A recent survey Talker Research conducted for Life Happens , a nonprofit that educates people about life insurance and similar products, found that “Americans start to take their finances seriously around the age of 28.”
Brian Steiner, the executive director of Life Happens, told GOBankingRates in an email that he and his team don’t have “specific insights into why many think 28 is the age of adulting.” However, he explained, at 28, many Americans have experienced or start experiencing “big milestones like marriage, homeownership or starting a family — all of which may prompt serious financial planning that feels more ‘adultlike.'”
The survey also found generational differences in terms of when people got a credit card, started budgeting and opened a savings account. For instance, Steiner wrote the results revealed that, on average, millennials took those three steps by 25.
On the other hand, Gen X and baby boomers began budgeting and opening credit cards when they were around “27 and 28, respectively.” Both generations opened savings accounts when they were roughly 26. Additionally, Steiner noted that, aside from Gen Z, the results found other generations “began contributing to retirement or their 401(k) and purchasing life insurance later into their 20s and 30s.”

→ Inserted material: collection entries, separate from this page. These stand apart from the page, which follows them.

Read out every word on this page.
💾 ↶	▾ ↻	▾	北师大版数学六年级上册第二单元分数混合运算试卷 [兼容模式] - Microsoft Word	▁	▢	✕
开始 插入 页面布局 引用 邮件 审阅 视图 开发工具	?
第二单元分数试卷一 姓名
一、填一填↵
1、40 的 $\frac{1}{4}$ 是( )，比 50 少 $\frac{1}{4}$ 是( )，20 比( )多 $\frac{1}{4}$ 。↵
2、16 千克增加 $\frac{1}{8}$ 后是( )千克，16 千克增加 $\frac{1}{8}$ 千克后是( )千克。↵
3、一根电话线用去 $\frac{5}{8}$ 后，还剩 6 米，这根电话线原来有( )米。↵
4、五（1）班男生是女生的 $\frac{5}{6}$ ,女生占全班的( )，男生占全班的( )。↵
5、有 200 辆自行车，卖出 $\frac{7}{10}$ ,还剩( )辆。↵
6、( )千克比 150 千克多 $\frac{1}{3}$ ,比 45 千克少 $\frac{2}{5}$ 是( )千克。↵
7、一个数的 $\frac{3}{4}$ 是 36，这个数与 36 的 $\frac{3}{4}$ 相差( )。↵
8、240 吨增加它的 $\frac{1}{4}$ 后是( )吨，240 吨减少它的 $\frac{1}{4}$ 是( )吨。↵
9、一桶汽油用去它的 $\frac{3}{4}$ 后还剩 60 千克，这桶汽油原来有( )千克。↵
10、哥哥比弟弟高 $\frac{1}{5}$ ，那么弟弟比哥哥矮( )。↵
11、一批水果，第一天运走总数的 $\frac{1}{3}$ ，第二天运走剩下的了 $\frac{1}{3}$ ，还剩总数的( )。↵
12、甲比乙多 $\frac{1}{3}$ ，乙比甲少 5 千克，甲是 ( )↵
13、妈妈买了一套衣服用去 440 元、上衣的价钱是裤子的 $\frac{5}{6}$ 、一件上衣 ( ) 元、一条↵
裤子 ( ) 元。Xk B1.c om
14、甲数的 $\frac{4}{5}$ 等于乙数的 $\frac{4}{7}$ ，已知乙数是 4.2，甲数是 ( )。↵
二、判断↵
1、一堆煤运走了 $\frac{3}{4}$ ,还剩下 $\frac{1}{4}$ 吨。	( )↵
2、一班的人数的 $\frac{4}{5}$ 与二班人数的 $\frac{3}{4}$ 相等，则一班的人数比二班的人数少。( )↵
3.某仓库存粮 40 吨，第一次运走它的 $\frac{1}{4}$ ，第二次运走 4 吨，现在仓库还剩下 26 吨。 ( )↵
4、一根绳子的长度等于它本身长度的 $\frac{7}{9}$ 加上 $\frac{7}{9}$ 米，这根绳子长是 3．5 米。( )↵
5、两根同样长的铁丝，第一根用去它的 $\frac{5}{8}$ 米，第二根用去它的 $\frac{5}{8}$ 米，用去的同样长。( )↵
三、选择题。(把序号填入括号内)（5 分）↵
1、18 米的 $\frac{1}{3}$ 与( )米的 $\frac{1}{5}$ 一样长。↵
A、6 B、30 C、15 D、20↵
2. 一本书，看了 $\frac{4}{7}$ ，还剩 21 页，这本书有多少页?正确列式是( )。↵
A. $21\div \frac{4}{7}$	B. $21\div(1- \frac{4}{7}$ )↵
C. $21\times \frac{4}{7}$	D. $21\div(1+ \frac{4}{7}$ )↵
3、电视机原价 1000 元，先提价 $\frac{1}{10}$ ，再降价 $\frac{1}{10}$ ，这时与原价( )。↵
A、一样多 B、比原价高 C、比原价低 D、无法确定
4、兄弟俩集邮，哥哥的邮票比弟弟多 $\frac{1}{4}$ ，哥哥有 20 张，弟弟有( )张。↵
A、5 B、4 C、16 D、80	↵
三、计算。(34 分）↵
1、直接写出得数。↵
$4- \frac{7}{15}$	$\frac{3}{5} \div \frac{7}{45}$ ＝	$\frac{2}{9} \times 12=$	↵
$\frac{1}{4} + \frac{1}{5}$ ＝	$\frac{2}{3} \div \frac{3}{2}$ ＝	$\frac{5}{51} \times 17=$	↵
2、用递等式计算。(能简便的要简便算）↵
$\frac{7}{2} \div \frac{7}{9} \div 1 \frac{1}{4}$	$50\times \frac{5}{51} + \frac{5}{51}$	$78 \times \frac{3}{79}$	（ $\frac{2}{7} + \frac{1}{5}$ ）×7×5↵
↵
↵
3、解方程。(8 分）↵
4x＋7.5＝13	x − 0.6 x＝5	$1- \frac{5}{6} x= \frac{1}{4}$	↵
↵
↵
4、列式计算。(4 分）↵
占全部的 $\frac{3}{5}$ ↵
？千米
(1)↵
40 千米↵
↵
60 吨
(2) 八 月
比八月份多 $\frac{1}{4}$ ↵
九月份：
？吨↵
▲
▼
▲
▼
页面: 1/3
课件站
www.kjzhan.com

As for Gen Z? According to the study, that generation “is well ahead of the curve in terms of paying their own bills, getting a credit card, learning how to budget and opening a savings account (all around the age of 22).” But as far as making 401(k) or retirement contributions or purchasing life insurance, they’re behind. Per the survey, 53% “haven’t ever contributed to their 401(k) or retirement plan, and another 49% have yet to purchase life insurance.”
Steiner wrote that the discrepancy in Gen Z’s preparedness in those areas usually comes down to a lack of complete understanding of what specific terms mean. “The words 401(k), IRAs and life insurance can be daunting to many,” he noted.
Additionally, Steiner pointed to a 2023 study by his organization and LIMRA (the Life Insurance Marketing and Research Association) that found “a quarter of Gen Z and millennials say that not knowing how much or what kind of life insurance to buy stops them from getting coverage.”
Steiner emphasized the importance of Gen Zers looking into life insurance now versus further down the line.
“While Gen Zers may not think they need life insurance now, getting coverage in your 20s or 30s when you’re young and healthy is usually less expensive than when you’re older,” Steiner explained. “Life insurance can be quite affordable. For example, a healthy 30-year-old can get a $250,000 20-year-level term policy for around $16 a month. While paying the premium can feel like just another cost, you never know the course that life will take, so it’s important to remember that any amount of life insurance coverage is better than none at all, and it probably costs a lot less than you think.”
He also encouraged Gen Zers to use their employers’ retirement options, particularly contribution matches (if offered). “This is essentially free money, and you can still reap those benefits even if you only contribute a small amount,” Steiner noted. “Any contribution, no matter how small, is still a contribution!”
Steps Everyone Can Take To Get Closer To Reaching Financial Stability
The survey also revealed that 39% of Americans “feel that they are not currently financially stable. And while Americans are hoping that they’ll be stable by the age of 46, 41% of those respondents don’t believe that they’ll ever achieve financial stability.”
In terms of whether or not they can reach financial stability, the survey found generational differences. Merely 7% of Gen Zers “don’t believe that they’ll ever be financially stable.” However, “that number increases exponentially with each generation: 30% of millennials don’t believe they’ll ever be financially stable, along with 53% of Gen X and 66% of baby boomers.”
According to Steiner, there are steps everyone can take to get closer to reaching financial stability.
For one, you should open a savings account. “A little goes a long way when it comes to savings,” Steiner explained. “The sooner you open a savings account, the better — and as little as $10 a week will make a difference at the end of the year.”
Making a budget is also crucial. Steiner recommended examining your weekly and monthly spending, and then determining where you can spend less. “Bills, living expenses and savings should be a top priority in a budget, so once you identify those costs, you’ll know exactly how much you can spend on other items like coffee or eating out,” he noted.
You should also contribute to a 401(k) or retirement fund, Steiner wrote. “Whether it’s retirement offerings from an employer with a contribution match or your own personal retirement savings, prioritize investing in them,” he noted. “Retirement might be hard to picture for younger generations, but the earlier you start investing in your financial future, the better you will be down the line.”
Finally, Steiner stressed that you should buy life insurance or buy “more of it.”
“Life insurance is a crucial tool to ensure your loved ones are protected financially should the primary earner pass away,” Steiner explained. “Even for people without children or families, permanent life insurance policies can offer cash accumulation benefits in the future that can go towards a down payment on a house or car, for example, and so much more.”